Good staff, patient trust are keys to success without DSOs, Wisconsin dentist says

R.J. Carpenter, DDS, the sole practitioner at his Sun Prairie, Wis.-based dental office, discussed current dental competition and weighed the pros and cons of joining a dental service organization in an interview with Becker's Dental + DSO Review.

Editor's note: Responses were lightly edited for clarity and length.

Question: What motivated you to go into private practice rather than partner with a DSO?
Dr. R.J. Carpenter: I went into practice as a business owner at a time when 97 percent of dental practices were dentist-owned. DSOs were a very small percentage of the dental business model. Being my own boss was a huge part of that decision — hard work and long hours benefited me directly, not a corporate owner.

Q: What would be most important to you when considering DSOs?
RJC: DSOs don't always focus on staff reimbursement and benefits as much as they should. We are in a time where quality staff members are very difficult to find. Once a dentist attracts a good staff, it's necessary to retain those individuals. If that requires a wage that is a bit higher, then so be it. If it means part time instead of full time, the employee is accommodated. Retaining skilled and quality staff is the No. 1 concern in our field currently. Patients don't like a revolving door of dental staff that they entrust their dental health to.
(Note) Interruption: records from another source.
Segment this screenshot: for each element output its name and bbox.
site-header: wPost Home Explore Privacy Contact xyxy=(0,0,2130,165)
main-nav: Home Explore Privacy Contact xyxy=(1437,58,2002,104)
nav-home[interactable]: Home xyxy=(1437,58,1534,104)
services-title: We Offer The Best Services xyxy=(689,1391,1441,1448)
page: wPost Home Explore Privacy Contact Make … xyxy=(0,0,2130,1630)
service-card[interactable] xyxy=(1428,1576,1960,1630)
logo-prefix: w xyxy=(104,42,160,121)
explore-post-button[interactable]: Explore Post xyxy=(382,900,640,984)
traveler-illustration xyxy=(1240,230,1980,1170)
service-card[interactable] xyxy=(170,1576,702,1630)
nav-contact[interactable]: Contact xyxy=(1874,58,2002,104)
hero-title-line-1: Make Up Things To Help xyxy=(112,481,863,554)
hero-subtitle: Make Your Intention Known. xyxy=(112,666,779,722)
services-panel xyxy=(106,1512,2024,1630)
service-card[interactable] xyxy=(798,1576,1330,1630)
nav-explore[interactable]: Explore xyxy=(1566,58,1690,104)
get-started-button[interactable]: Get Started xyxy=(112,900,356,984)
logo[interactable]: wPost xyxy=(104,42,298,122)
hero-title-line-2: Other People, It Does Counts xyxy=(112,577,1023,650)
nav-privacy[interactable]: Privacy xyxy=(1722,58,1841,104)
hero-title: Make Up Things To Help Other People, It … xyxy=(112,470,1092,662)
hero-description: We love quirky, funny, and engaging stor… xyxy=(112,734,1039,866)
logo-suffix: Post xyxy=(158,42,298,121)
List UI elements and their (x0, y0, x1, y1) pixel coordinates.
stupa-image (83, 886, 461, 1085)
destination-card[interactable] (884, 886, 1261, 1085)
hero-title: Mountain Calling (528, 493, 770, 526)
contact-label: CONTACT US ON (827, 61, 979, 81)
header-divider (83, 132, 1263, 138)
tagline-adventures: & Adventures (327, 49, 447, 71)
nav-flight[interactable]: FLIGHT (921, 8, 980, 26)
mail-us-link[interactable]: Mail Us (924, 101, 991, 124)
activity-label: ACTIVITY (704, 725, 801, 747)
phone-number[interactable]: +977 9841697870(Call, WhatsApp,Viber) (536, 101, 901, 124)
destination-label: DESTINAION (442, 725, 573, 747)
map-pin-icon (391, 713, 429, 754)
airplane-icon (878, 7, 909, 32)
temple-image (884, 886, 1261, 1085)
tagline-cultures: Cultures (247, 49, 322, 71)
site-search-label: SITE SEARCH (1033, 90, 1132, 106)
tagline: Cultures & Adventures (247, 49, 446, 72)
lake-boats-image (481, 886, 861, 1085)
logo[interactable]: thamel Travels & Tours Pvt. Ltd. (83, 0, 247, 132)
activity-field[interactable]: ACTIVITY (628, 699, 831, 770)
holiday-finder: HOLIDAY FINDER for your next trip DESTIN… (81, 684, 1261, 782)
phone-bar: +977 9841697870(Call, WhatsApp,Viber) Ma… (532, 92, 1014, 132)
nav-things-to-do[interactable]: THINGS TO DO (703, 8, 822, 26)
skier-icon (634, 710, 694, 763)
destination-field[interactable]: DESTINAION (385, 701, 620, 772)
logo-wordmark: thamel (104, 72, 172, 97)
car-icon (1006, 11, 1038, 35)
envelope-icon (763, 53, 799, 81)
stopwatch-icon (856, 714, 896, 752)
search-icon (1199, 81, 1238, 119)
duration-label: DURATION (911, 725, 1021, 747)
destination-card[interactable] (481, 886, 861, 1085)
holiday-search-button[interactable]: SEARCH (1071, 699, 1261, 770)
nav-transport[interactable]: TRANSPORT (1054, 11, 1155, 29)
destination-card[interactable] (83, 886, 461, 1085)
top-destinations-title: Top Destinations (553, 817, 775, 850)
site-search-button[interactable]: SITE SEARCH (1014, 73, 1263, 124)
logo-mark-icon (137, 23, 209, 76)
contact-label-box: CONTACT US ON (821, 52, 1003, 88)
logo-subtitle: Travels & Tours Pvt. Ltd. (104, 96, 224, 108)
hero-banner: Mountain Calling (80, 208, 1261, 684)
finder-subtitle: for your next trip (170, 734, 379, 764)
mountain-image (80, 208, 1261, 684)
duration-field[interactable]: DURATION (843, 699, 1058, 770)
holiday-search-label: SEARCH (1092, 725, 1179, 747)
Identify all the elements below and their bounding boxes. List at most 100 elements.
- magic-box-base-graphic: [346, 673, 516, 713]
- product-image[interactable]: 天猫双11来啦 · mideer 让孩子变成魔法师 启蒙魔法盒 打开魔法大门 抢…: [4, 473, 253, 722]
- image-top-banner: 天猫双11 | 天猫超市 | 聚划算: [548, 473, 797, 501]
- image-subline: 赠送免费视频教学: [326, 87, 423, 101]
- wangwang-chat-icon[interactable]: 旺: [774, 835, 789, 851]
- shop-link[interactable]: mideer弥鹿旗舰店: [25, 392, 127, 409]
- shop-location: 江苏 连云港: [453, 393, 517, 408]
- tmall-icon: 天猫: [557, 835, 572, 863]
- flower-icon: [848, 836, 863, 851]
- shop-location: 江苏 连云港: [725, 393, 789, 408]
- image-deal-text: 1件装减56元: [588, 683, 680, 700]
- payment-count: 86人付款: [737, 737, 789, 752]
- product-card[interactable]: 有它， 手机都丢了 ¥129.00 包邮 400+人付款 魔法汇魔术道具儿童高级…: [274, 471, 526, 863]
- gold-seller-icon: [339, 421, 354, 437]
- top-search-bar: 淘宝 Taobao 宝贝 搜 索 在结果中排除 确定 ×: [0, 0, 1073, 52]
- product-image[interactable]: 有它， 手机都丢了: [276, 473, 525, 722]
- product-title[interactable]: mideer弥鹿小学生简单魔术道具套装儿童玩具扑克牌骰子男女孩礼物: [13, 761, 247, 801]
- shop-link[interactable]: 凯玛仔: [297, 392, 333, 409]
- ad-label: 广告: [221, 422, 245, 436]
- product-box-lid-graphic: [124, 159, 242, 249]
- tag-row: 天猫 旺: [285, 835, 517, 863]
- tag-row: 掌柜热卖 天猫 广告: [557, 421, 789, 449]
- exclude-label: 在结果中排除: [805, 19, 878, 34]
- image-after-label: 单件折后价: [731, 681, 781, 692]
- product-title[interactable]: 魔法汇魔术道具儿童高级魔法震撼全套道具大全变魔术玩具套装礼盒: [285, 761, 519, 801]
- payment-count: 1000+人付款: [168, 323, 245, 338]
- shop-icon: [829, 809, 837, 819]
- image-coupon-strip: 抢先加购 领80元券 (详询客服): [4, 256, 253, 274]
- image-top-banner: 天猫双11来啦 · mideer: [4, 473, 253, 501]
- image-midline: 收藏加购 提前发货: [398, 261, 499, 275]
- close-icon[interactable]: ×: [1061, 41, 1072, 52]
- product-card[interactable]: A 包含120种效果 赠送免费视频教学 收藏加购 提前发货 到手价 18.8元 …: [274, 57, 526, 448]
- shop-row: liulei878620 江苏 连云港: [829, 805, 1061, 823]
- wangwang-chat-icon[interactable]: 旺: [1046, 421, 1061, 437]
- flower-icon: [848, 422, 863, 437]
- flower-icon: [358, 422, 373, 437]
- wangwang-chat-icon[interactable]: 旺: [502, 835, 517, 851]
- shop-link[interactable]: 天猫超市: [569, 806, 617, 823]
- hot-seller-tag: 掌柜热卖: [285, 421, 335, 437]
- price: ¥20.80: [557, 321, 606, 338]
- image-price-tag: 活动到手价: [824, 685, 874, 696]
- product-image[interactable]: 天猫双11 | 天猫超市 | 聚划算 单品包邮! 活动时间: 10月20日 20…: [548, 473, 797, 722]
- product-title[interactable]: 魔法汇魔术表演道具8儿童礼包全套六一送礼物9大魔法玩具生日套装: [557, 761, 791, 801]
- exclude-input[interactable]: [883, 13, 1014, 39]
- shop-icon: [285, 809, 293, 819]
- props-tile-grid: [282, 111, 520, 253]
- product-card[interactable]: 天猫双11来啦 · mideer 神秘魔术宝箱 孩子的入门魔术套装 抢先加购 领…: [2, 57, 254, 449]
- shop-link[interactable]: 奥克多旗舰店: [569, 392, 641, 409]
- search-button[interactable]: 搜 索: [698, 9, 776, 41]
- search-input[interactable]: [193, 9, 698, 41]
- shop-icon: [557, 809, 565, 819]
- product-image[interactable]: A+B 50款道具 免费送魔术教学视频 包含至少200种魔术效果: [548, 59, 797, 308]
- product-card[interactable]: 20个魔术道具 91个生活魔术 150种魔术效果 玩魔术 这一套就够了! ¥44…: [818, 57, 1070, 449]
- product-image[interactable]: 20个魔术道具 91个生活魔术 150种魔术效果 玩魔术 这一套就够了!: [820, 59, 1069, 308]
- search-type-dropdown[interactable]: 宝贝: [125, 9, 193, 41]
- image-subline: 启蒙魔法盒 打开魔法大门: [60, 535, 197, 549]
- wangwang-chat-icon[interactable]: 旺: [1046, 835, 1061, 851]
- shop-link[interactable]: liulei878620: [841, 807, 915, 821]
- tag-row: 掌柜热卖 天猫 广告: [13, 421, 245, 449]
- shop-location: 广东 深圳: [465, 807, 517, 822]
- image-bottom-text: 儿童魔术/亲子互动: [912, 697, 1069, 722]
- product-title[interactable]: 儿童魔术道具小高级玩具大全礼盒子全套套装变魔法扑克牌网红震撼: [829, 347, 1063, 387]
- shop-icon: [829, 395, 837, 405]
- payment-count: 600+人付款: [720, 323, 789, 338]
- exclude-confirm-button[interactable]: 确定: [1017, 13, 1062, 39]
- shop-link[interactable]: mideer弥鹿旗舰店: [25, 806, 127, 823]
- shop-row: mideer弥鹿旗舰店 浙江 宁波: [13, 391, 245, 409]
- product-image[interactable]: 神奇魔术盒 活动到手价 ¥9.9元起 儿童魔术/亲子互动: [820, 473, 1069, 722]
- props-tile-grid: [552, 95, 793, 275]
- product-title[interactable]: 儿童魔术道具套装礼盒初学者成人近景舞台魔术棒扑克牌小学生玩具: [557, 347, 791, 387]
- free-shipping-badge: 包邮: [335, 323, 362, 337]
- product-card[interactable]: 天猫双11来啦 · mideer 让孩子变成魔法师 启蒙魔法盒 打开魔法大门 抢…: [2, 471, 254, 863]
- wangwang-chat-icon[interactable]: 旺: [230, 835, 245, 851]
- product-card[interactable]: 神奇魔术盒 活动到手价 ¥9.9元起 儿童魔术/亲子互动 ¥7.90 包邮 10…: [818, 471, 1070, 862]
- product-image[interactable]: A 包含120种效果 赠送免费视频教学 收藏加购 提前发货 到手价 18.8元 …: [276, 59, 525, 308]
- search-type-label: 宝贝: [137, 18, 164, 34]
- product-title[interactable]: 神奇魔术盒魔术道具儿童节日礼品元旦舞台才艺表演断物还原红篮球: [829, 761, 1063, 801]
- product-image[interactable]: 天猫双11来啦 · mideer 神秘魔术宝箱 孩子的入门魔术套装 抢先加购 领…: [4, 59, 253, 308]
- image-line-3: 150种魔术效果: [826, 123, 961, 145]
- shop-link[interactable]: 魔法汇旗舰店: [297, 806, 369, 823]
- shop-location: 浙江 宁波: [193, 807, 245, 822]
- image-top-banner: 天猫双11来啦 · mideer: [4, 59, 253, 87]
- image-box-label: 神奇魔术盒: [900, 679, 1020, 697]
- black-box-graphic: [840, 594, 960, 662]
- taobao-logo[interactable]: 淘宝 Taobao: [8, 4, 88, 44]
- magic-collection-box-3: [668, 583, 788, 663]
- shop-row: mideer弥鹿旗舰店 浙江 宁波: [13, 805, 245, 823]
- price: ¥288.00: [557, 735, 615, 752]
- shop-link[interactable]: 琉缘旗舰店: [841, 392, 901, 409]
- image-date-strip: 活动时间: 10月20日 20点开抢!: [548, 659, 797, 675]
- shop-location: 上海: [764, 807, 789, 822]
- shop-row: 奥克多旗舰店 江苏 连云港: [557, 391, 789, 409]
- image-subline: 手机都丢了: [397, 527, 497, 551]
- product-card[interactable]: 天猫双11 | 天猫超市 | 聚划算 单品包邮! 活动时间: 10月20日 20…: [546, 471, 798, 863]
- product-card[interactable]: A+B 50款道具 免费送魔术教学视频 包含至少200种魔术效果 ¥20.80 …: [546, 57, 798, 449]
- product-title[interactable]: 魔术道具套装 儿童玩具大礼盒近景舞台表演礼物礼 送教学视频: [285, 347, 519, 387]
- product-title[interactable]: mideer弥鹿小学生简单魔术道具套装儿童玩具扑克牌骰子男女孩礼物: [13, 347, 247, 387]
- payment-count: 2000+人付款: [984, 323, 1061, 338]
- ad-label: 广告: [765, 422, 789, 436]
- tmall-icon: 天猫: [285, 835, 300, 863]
Q: How do you get patients into your doors? And how do you keep them coming back?
RJC: The majority of our new patients are referred by existing patients. We have long felt that focusing on the patients already in our practice prompts growth. We do very little marketing, and our new patient flow is very good. Our patients come back because they trust us after seeing the same hygienist and same dentist every visit.

Q: Who is your biggest competitor?
RJC: Competition from other dental businesses is always a consideration, but because we spend so much effort taking care of existing patients and offering fair prices, we don't have a problem with competition. Being in business for 30 years has helped a lot — the office has name recognition in the community.

Q: If you could solve one challenge in the dental industry overnight, what would it be and why?
RJC: Third-party reimbursement from insurers has slowly declined for many years. A major player in the field of dental reimbursement has lowered their allowable fees so much that dentists' income has become affected. If office income is reduced, so are wages and benefits — not a good combination when one is trying to retain employees in a tough market.